12.2  BALANCING REDOX REACTIONS BY OXIDATION STATE METHOD

             For balancing a redox reaction by oxidation number method , follow the order of steps as listed :

•  For each redox reaction, deduce the oxidation state of the elements that are undergoing oxidation and reduction.

• Separate the reactants and products into two half-reactions involving the elements that change their oxidation state. Write the skeletal equations for each half-reactions .

• For each half-reaction, first balance the number of atoms of the element undergoing change in oxidation state .

• Now find the total change in oxidation number by determining the change per atom and multiplying it by the total number of atoms that undergoes change. Also, decide whether electrons are lost or gained. An increase in oxidation state is loss of electrons and a decrease in oxidation state is gain of electrons.

• Add the electrons lost or gained to half-reactions. Lost electrons are placed on the product side and gained electrons are kept on the reactant side.

• Now add both the half-reactions after multiplying by suitable integers to make the number of electrons lost or gained same .

• Transfer the coefficients of each reactant and product to the main skeleton equations.

• If the coefficients developed are not correct, then change them by inspection. Such coefficient changes are required when an element from a compound goes in 2 different compounds, one with the same oxidation state and the other with different oxidation state.

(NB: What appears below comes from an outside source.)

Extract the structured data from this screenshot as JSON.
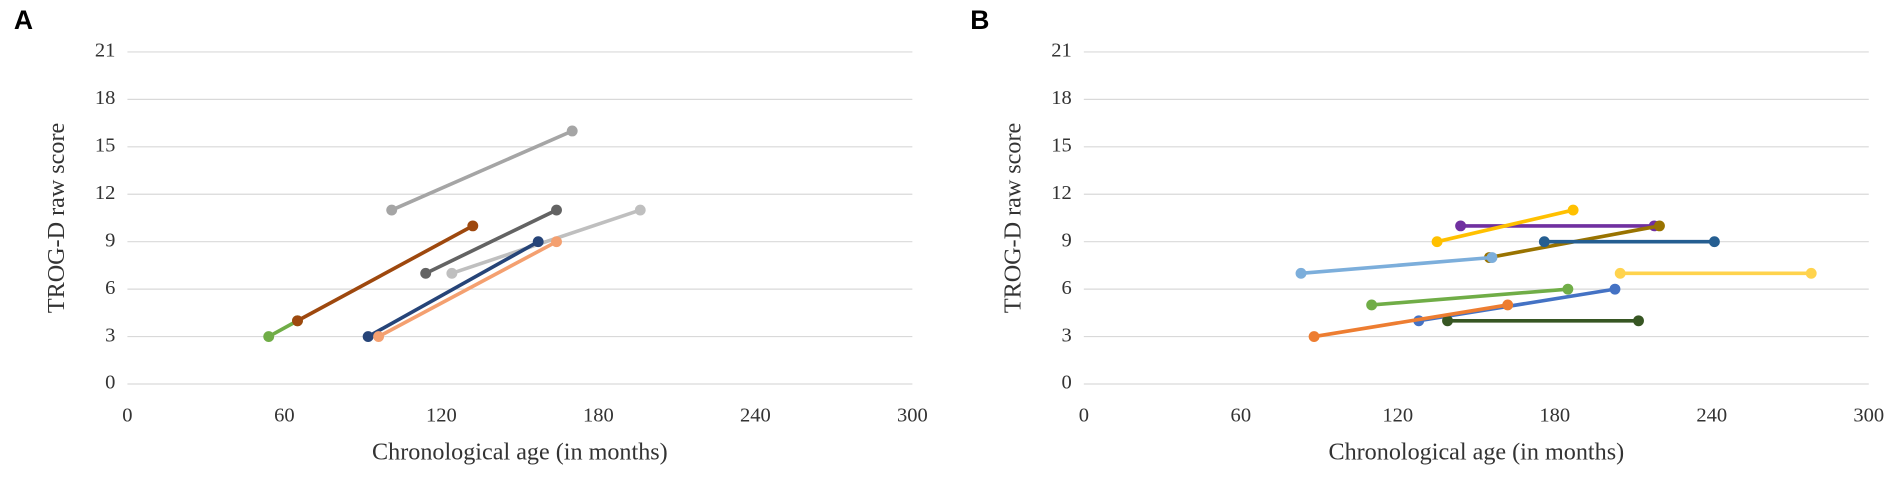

• Count the charges on both sides of the equation and balance the charges in all the equations by adding requisite H⁺ or OH^- to the required side. If the reaction occurs in acidic solution , use H⁺ and if it occurs in basic solution , use OH^- . if the reaction occurs in neutral solution, use H⁺ or OH^- or any of the side needed. i.e. in a neutral solution , if negative charges are needed for balancing, use OH^- and if positive charges are needed , use H⁺ .

• Balance the hydrogens and oxygens by adding the appropriate number of H₂O molecules on the required sides.

12.3 BALANCING THE REDOX REACTIONS BY ION-ELECTRON METHOD

            This method of balancing redox reactions involve following steps:

• For each redox reaction, deduce the oxidation state of the elements that are undergoing oxidation and reduction.

• Separate the reactants and products into two half-reactions involving the elements that change their oxidation state. Write the skeletal equations for each half-reactions.

• Balance each half-reaction separately involving given steps

1. First balance the atoms of the element undergoing oxidation or reduction.

2. Then balance atoms the elements other than hydrogen and oxygen.

3. For balancing oxygen atoms in acidic or neutral medium, add suitable number of H₂O molecules to the side deficient in O while in alkaline medium, add equal number of H₂O molecules as the excess of O on the side having excess of O atoms and add double the number of OH^- ions on the opposite side of the equation.

4. In order to balance the hydrogen atoms in acidic or neutral medium, add required number of H⁺ to the side deficient in H while in alkaline medium , add equal number of OH^- ions as the excess number of H atoms on the side having excess H and equal number of H₂O molecules on the opposite side of the equation.

•  Multiply each half-raction by suitable integer to make the number of electrons lost and gained same and add both the half-equations to get a completely balanced reaction.